Margaret Rose-McCandlish is a postbac IRTA research fellow who will be studying the effects of psychological processes on pain perception and expression in healthy adults. To this end, she will gather and analyze neuroimaging, psychophysiological, and participant self-report data. Margaret received her B.A. in psychology from Middlebury College, and also studied psychology at the Université Paris Diderot. As an undergraduate she worked in the Clinical Psychophysiology Lab of Dr. Matthew Kimble researching Posttraumatic Stress Disorder.

Rachel Weger, Postbaccalaureate IRTA Fellow

Rachel Weger is a postbac IRTA fellow in the Section on Affective Neuroscience and Pain. She can be reached at rachel.weger@nih.gov or (301) 451-6573.

qinbao yu

Qingbao Yu, Ph.D., Senior MRI Data Analyst

Qingbao Yu, Ph.D., is a senior MRI data analyst. He will perform analyses on pain related task fMRI data. Dr. Yu received his B.A. in physics as well as his Ph.D. in biomedical engineering (neuroinformatics) from Dalian University of Technology, Dalian, China. While obtaining his Ph.D., Qingbao worked under Dr. Yiyuan Tang, where he performed fMRI and EEG studies to investigate functional brain connectivity during Chinese language tasks and gender differences in mental rotation tasks.
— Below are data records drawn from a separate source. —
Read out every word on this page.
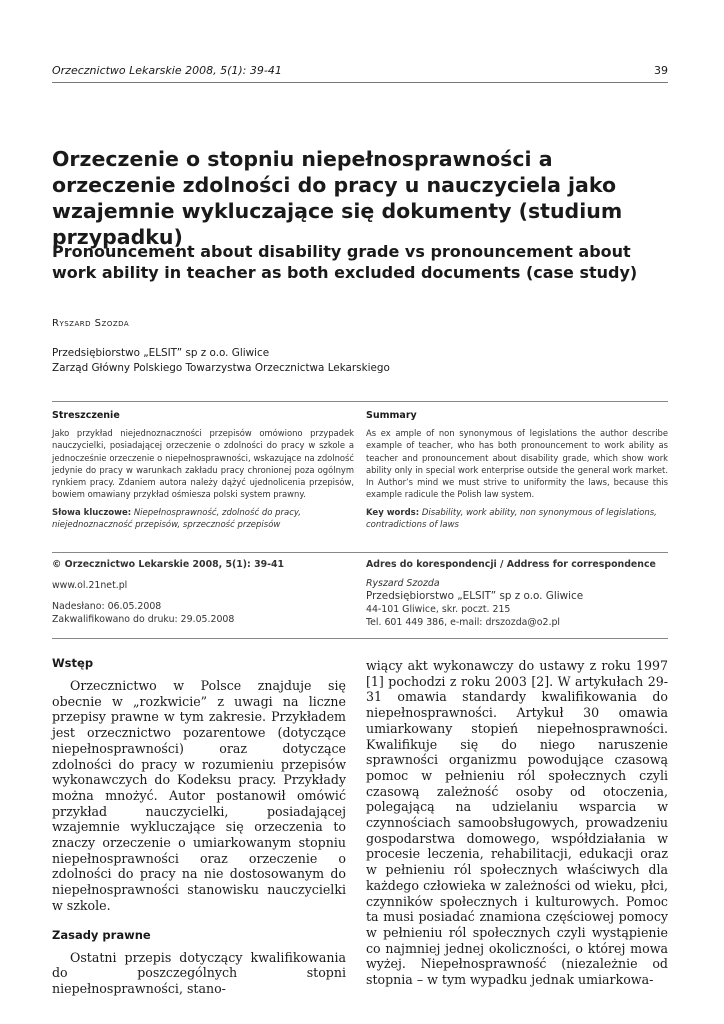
Orzecznictwo Lekarskie 2008, 5(1): 39-41	39
Orzeczenie o stopniu niepełnosprawności a orzeczenie zdolności do pracy u nauczyciela jako wzajemnie wykluczające się dokumenty (studium przypadku)
Pronouncement about disability grade vs pronouncement about work ability in teacher as both excluded documents (case study)
Ryszard Szozda
Przedsiębiorstwo „ELSIT” sp z o.o. Gliwice
Zarząd Główny Polskiego Towarzystwa Orzecznictwa Lekarskiego
Streszczenie
Jako przykład niejednoznaczności przepisów omówiono przypadek nauczycielki, posiadającej orzeczenie o zdolności do pracy w szkole a jednocześnie orzeczenie o niepełnosprawności, wskazujące na zdolność jedynie do pracy w warunkach zakładu pracy chronionej poza ogólnym rynkiem pracy. Zdaniem autora należy dążyć ujednolicenia przepisów, bowiem omawiany przykład ośmiesza polski system prawny.
Słowa kluczowe: Niepełnosprawność, zdolność do pracy, niejednoznaczność przepisów, sprzeczność przepisów
Summary
As ex ample of non synonymous of legislations the author describe example of teacher, who has both pronouncement to work ability as teacher and pronouncement about disability grade, which show work ability only in special work enterprise outside the general work market. In Author’s mind we must strive to uniformity the laws, because this example radicule the Polish law system.
Key words: Disability, work ability, non synonymous of legislations, contradictions of laws

© Orzecznictwo Lekarskie 2008, 5(1): 39-41

www.ol.21net.pl

Nadesłano: 06.05.2008

Zakwalifikowano do druku: 29.05.2008

Adres do korespondencji / Address for correspondence

Ryszard Szozda

Przedsiębiorstwo „ELSIT” sp z o.o. Gliwice

44-101 Gliwice, skr. poczt. 215

Tel. 601 449 386, e-mail: drszozda@o2.pl

Wstęp

Orzecznictwo w Polsce znajduje się obecnie w „rozkwicie” z uwagi na liczne przepisy prawne w tym zakresie. Przykładem jest orzecznictwo pozarentowe (dotyczące niepełnosprawności) oraz dotyczące zdolności do pracy w rozumieniu przepisów wykonawczych do Kodeksu pracy. Przykłady można mnożyć. Autor postanowił omówić przykład nauczycielki, posiadającej wzajemnie wykluczające się orzeczenia to znaczy orzeczenie o umiarkowanym stopniu niepełnosprawności oraz orzeczenie o zdolności do pracy na nie dostosowanym do niepełnosprawności stanowisku nauczycielki w szkole.

Zasady prawne

Ostatni przepis dotyczący kwalifikowania do poszczególnych stopni niepełnosprawności, stano-

wiący akt wykonawczy do ustawy z roku 1997 [1] pochodzi z roku 2003 [2]. W artykułach 29-31 omawia standardy kwalifikowania do niepełnosprawności. Artykuł 30 omawia umiarkowany stopień niepełnosprawności. Kwalifikuje się do niego naruszenie sprawności organizmu powodujące czasową pomoc w pełnieniu ról społecznych czyli czasową zależność osoby od otoczenia, polegającą na udzielaniu wsparcia w czynnościach samoobsługowych, prowadzeniu gospodarstwa domowego, współdziałania w procesie leczenia, rehabilitacji, edukacji oraz w pełnieniu ról społecznych właściwych dla każdego człowieka w zależności od wieku, płci, czynników społecznych i kulturowych. Pomoc ta musi posiadać znamiona częściowej pomocy w pełnieniu ról społecznych czyli wystąpienie co najmniej jednej okoliczności, o której mowa wyżej. Niepełnosprawność (niezależnie od stopnia – w tym wypadku jednak umiarkowa-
Dr. Yu’s postdoctoral and research scientist research was conducted in Dr. Vince Calhoun’s laboratory at the Mind Research Network, Albuquerque, New Mexico, where he combined ICA and graph theory based analysis to examine brain connectivity in patients with schizophrenia. In May 2018, Dr. Yu joined ANP lab at NCCIH to work with Dr. Lauren Atlas.